There are six million acres in the Adirondacks. I had a buck, probably a very big buck within a few hundred yards of me. I am as sure of that now, as I could possibly be.. A buck I hadn’t alarmed yet. His tracks told me he was walking directly away from me. I had a solid 5 hours of daylight ahead and I sat down, got comfortable, and hoped that a deer that was walking directly away from me… in 6 million acres of woods… would return this one acre before the sun went down! Oh how I wish I had that day back! At least I can say my two and a half mile walk back to the truck was mostly downhill. I am haunted by that day.
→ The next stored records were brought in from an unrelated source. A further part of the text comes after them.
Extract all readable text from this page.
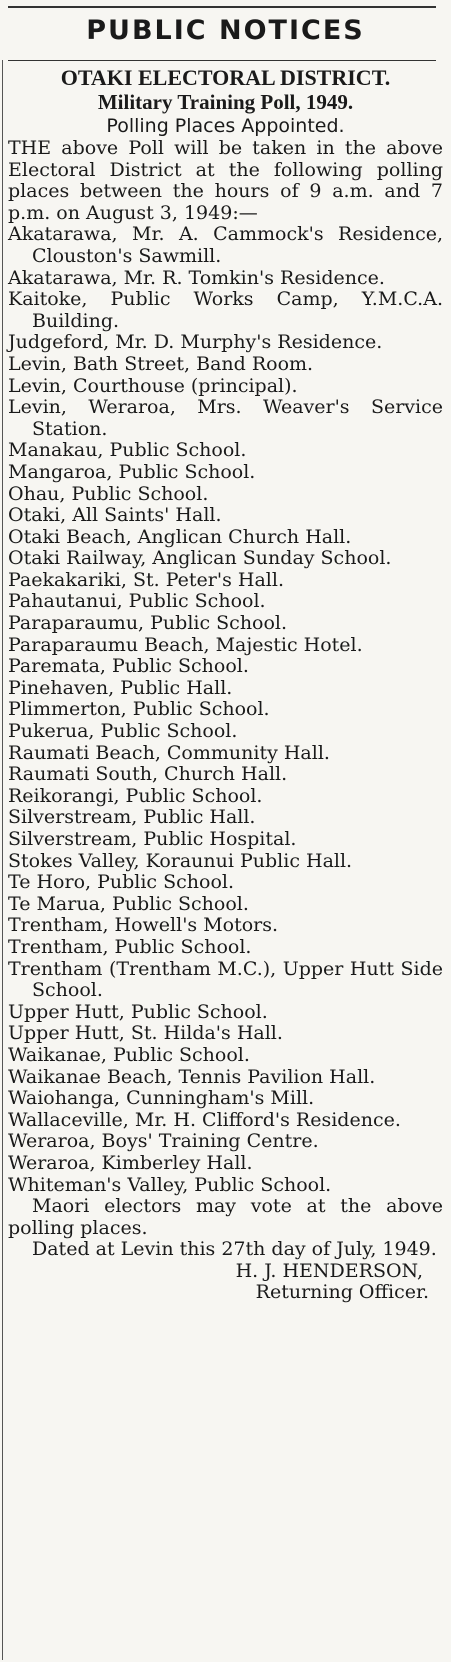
PUBLIC NOTICES
OTAKI ELECTORAL DISTRICT.
Military Training Poll, 1949.
Polling Places Appointed.

THE above Poll will be taken in the above Electoral District at the following polling places between the hours of 9 a.m. and 7 p.m. on August 3, 1949:—

Akatarawa, Mr. A. Cammock's Residence, Clouston's Sawmill.

Akatarawa, Mr. R. Tomkin's Residence.

Kaitoke, Public Works Camp, Y.M.C.A. Building.

Judgeford, Mr. D. Murphy's Residence.

Levin, Bath Street, Band Room.

Levin, Courthouse (principal).

Levin, Weraroa, Mrs. Weaver's Service Station.

Manakau, Public School.

Mangaroa, Public School.

Ohau, Public School.

Otaki, All Saints' Hall.

Otaki Beach, Anglican Church Hall.

Otaki Railway, Anglican Sunday School.

Paekakariki, St. Peter's Hall.

Pahautanui, Public School.

Paraparaumu, Public School.

Paraparaumu Beach, Majestic Hotel.

Paremata, Public School.

Pinehaven, Public Hall.

Plimmerton, Public School.

Pukerua, Public School.

Raumati Beach, Community Hall.

Raumati South, Church Hall.

Reikorangi, Public School.

Silverstream, Public Hall.

Silverstream, Public Hospital.

Stokes Valley, Koraunui Public Hall.

Te Horo, Public School.

Te Marua, Public School.

Trentham, Howell's Motors.

Trentham, Public School.

Trentham (Trentham M.C.), Upper Hutt Side School.

Upper Hutt, Public School.

Upper Hutt, St. Hilda's Hall.

Waikanae, Public School.

Waikanae Beach, Tennis Pavilion Hall.

Waiohanga, Cunningham's Mill.

Wallaceville, Mr. H. Clifford's Residence.

Weraroa, Boys' Training Centre.

Weraroa, Kimberley Hall.

Whiteman's Valley, Public School.

Maori electors may vote at the above polling places.

Dated at Levin this 27th day of July, 1949.

H. J. HENDERSON,

Returning Officer.
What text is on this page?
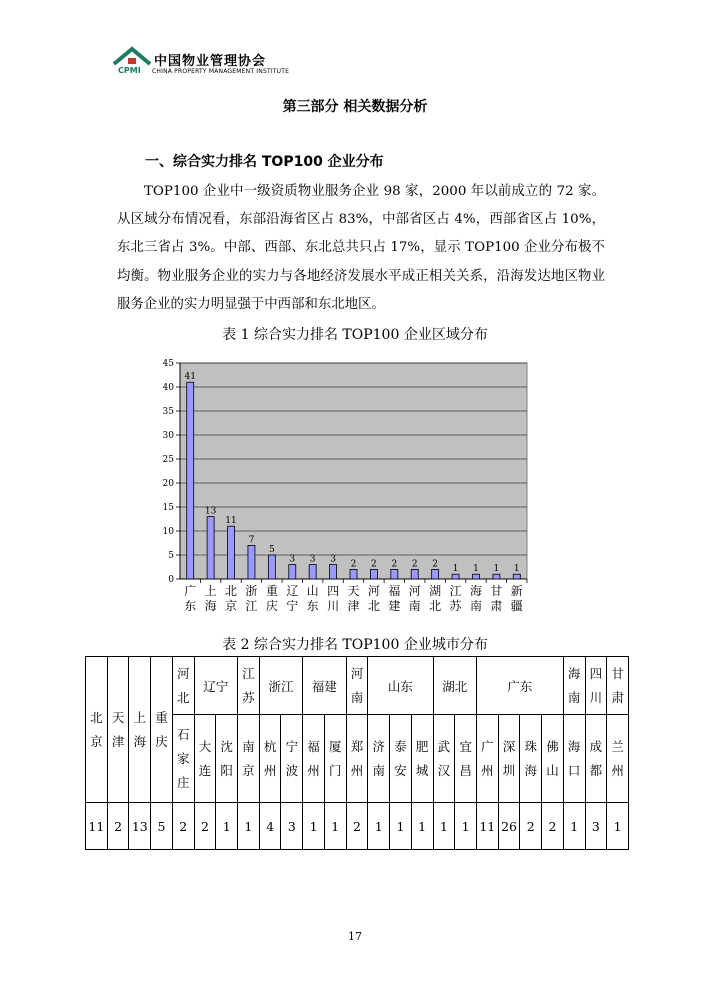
CPMI
中国物业管理协会
CHINA PROPERTY MANAGEMENT INSTITUTE
第三部分 相关数据分析
一、综合实力排名 TOP100 企业分布
TOP100 企业中一级资质物业服务企业 98 家，2000 年以前成立的 72 家。从区域分布情况看，东部沿海省区占 83%，中部省区占 4%，西部省区占 10%，东北三省占 3%。中部、西部、东北总共只占 17%，显示 TOP100 企业分布极不均衡。物业服务企业的实力与各地经济发展水平成正相关关系，沿海发达地区物业服务企业的实力明显强于中西部和东北地区。
表 1 综合实力排名 TOP100 企业区域分布
0
5
10
15
20
25
30
35
40
45
41
广
东
13
上
海
11
北
京
7
浙
江
5
重
庆
3
辽
宁
3
山
东
3
四
川
2
天
津
2
河
北
2
福
建
2
河
南
2
湖
北
1
江
苏
1
海
南
1
甘
肃
1
新
疆
表 2 综合实力排名 TOP100 企业城市分布
北京	天津	上海	重庆	河北	辽宁		江苏	浙江		福建		河南	山东			湖北		广东				海南	四川	甘肃
				石家庄	大连	沈阳	南京	杭州	宁波	福州	厦门	郑州	济南	泰安	肥城	武汉	宜昌	广州	深圳	珠海	佛山	海口	成都	兰州
11	2	13	5	2	2	1	1	4	3	1	1	2	1	1	1	1	1	11	26	2	2	1	3	1
17
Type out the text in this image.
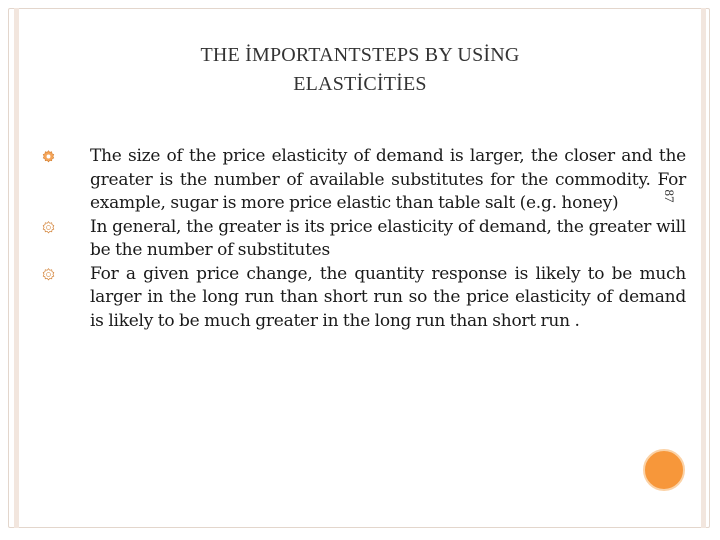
THE İMPORTANTSTEPS BY USİNG
ELASTİCİTİES
87

The size of the price elasticity of demand is larger, the closer and the greater is the number of available substitutes for the commodity. For example, sugar is more price elastic than table salt (e.g. honey)

In general, the greater is its price elasticity of demand, the greater will be the number of substitutes

For a given price change, the quantity response is likely to be much larger in the long run than short run so the price elasticity of demand is likely to be much greater in the long run than short run .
I wish I’d at least stuck with it to have seen just how big HE was.. I now have grandchildren who are older than my own boys were back on that day. I remember all those details. The would’ves, could’ves, and should’ves… But you know what? Because of THAT day I’ve had quite a few very good days in the big woods. I was inspired to make several trips to northern Maine. Most times I didn’t get my buck. But I often did find out was beyond the next ridge. A feeding area that I wouldn’t have discovered. A scrape line that proved itself to be rewarding. I even discovered a trout pond while hunting with my brother Tom that probably wouldn’t have been found if we didn’t continue putting one foot in front of the other and moving on! For that I am truly thankful…
Still… That doesn’t mean my memories don’t hold a few scars!